In no way, however, did the degree of his regeneration limit .the amount of Truth contained in his Writings, any more than a minister's personal regeneration determines the amount of truth he embodies in his sermons. In Swedenborg as an individual, truth was indeed limited by the degree of his regeneration; but not in his writings. He had to be regenerating, in order that he might have any perception of truth at all; but this did not determine the amount of truth interiorly contained within his works.

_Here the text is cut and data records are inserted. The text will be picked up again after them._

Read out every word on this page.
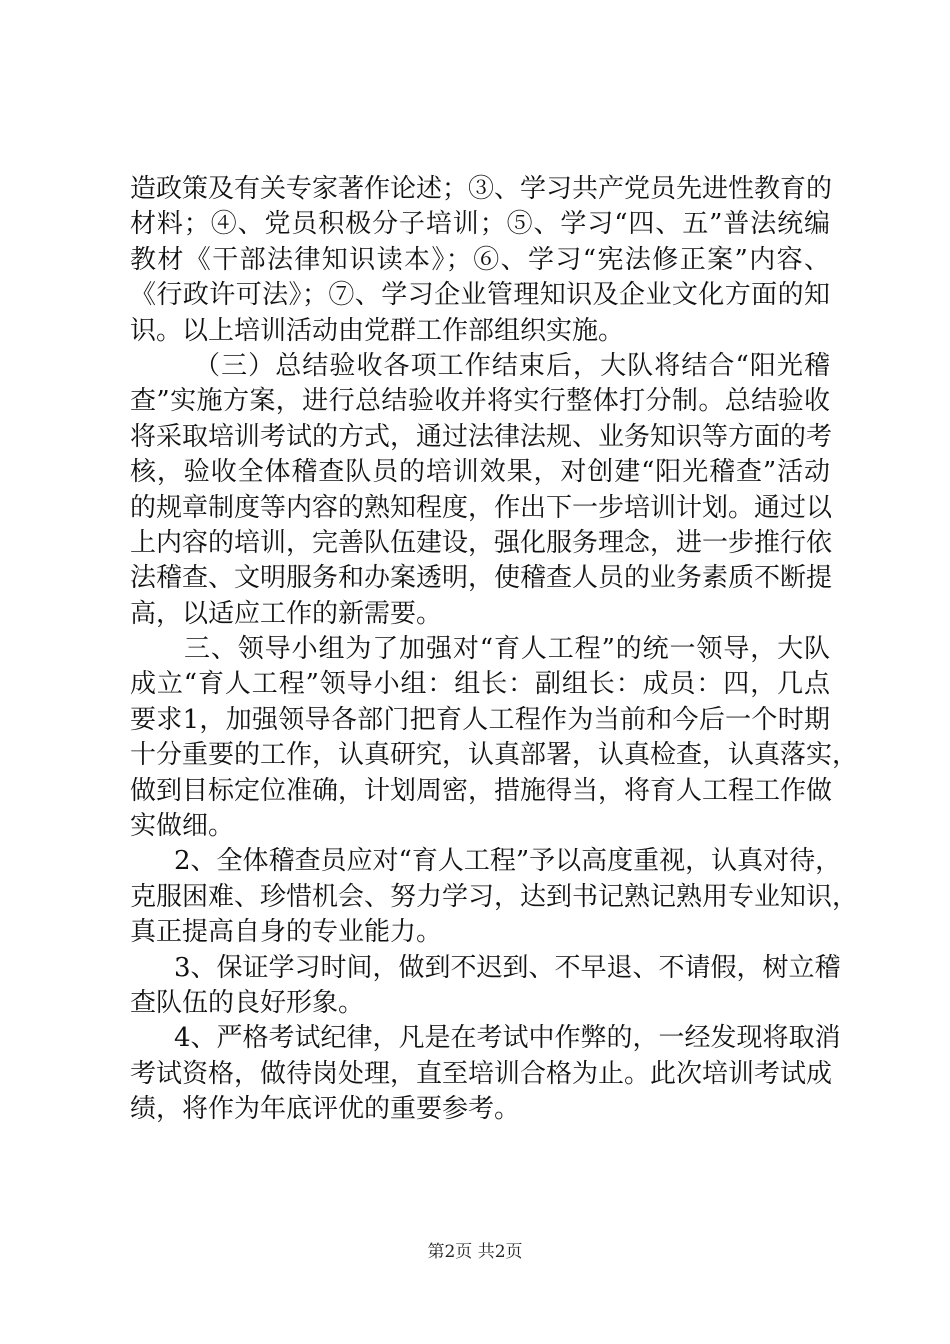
造政策及有关专家著作论述；③、学习共产党员先进性教育的
材料；④、党员积极分子培训；⑤、学习“四、五”普法统编
教材《干部法律知识读本》；⑥、学习“宪法修正案”内容、
《行政许可法》；⑦、学习企业管理知识及企业文化方面的知
识。以上培训活动由党群工作部组织实施。
（三）总结验收各项工作结束后，大队将结合“阳光稽
查”实施方案，进行总结验收并将实行整体打分制。总结验收
将采取培训考试的方式，通过法律法规、业务知识等方面的考
核，验收全体稽查队员的培训效果，对创建“阳光稽查”活动
的规章制度等内容的熟知程度，作出下一步培训计划。通过以
上内容的培训，完善队伍建设，强化服务理念，进一步推行依
法稽查、文明服务和办案透明，使稽查人员的业务素质不断提
高，以适应工作的新需要。
三、领导小组为了加强对“育人工程”的统一领导，大队
成立“育人工程”领导小组：组长：副组长：成员：四，几点
要求1，加强领导各部门把育人工程作为当前和今后一个时期
十分重要的工作，认真研究，认真部署，认真检查，认真落实，
做到目标定位准确，计划周密，措施得当，将育人工程工作做
实做细。
2、全体稽查员应对“育人工程”予以高度重视，认真对待，
克服困难、珍惜机会、努力学习，达到书记熟记熟用专业知识，
真正提高自身的专业能力。
3、保证学习时间，做到不迟到、不早退、不请假，树立稽
查队伍的良好形象。
4、严格考试纪律，凡是在考试中作弊的，一经发现将取消
考试资格，做待岗处理，直至培训合格为止。此次培训考试成
绩，将作为年底评优的重要参考。
第2页 共2页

What Swedenborg learned from his own rational studies and thought, then, was not really from himself at all, but rather from a perception of truth in him from the Lord. This is the fact, no matter what the appearance.
6. His Choice of Words
So also does the fact overrule the appearance in regard to the words he chose in writing down the Heavenly Doctrines. He did not really choose them of his own free will at all, but only as it were of his own free will. Usually he felt himself to be free to write as he wished; but occasionally he was permitted sensibly to experience such things as to prove that his very words were Divinely inspired, and this reality he himself proclaims as such.
Thus he writes, "The very words, although not dictated, have still been sensibly inspired."* Again, "These things which have been written . . . have been inspired in me by an angel who was with me. . . . The words themselves came spontaneously upon the paper, but without dictation."** Again, "it was dictated, but in a wonderful way, in the thought, and the thought was led to the understanding of these words, being as it were held down with a heavenly force. 264 Thus this revelation was effected sensibly."***
* Adv. 3: 3764. ** Adv. 3: 5394. *** AC 6474.
Thus we see that although his writings apparently contain his own conclusions, phrased in words seemingly of his own choice, they nevertheless actually are Divinely given perceptions of truth phrased in Divinely chosen words. His words came to him spontaneously; his ideas were held down with a heavenly force, in the several words; his choice of words was sensibly inspired, and this so completely that, as he says, "I could not in any wise wander into other thoughts, which was even allowed me to attempt, but to no purpose." (AC 6474)
We have already seen how this could have been done. Words correspond to the thoughts they express. Thoughts are the forms of affections; they are affections taking form.* The Lord alone knows all of a man's ruling love and the affections springing from it; and these He so guides that only those may come to a man s consciousness, and take form in his thoughts, as can serve a use. As Swedenborg notes, "From manifold and daily experience now . . . it is given me to know that man and spirit is compelled to think and speak that which the Lord permits or allows."** Thought and speech, that is, are ruled and controlled by the Lord for the sake of use. And in Swedenborg's case, of course, the use thus served was the clothing, in a Divinely chosen word-order, of Divine Truths continuous from the Lord alone.
* DP 198. ** SD 2099.
Thus it is that the Writings meet these two requirements of Divine Revelation. Nothing in them is from any man, spirit, or angel, but all is from the mouth of the Lord alone. And the very words used to express them are not of a man's own choice, but are the choice of the Lord Himself. But because their mortal author, the instrument of their revelation, learned all that is in them by observation and study, pondered over it, and then expressed it in words as it were of his own choosing, the Writings are not only the veritable Word of God, but are Divine Truths in rational form, Divine Truths in their very letter, the Word of the Lord in His Second Coming, and the Crown of Revelations.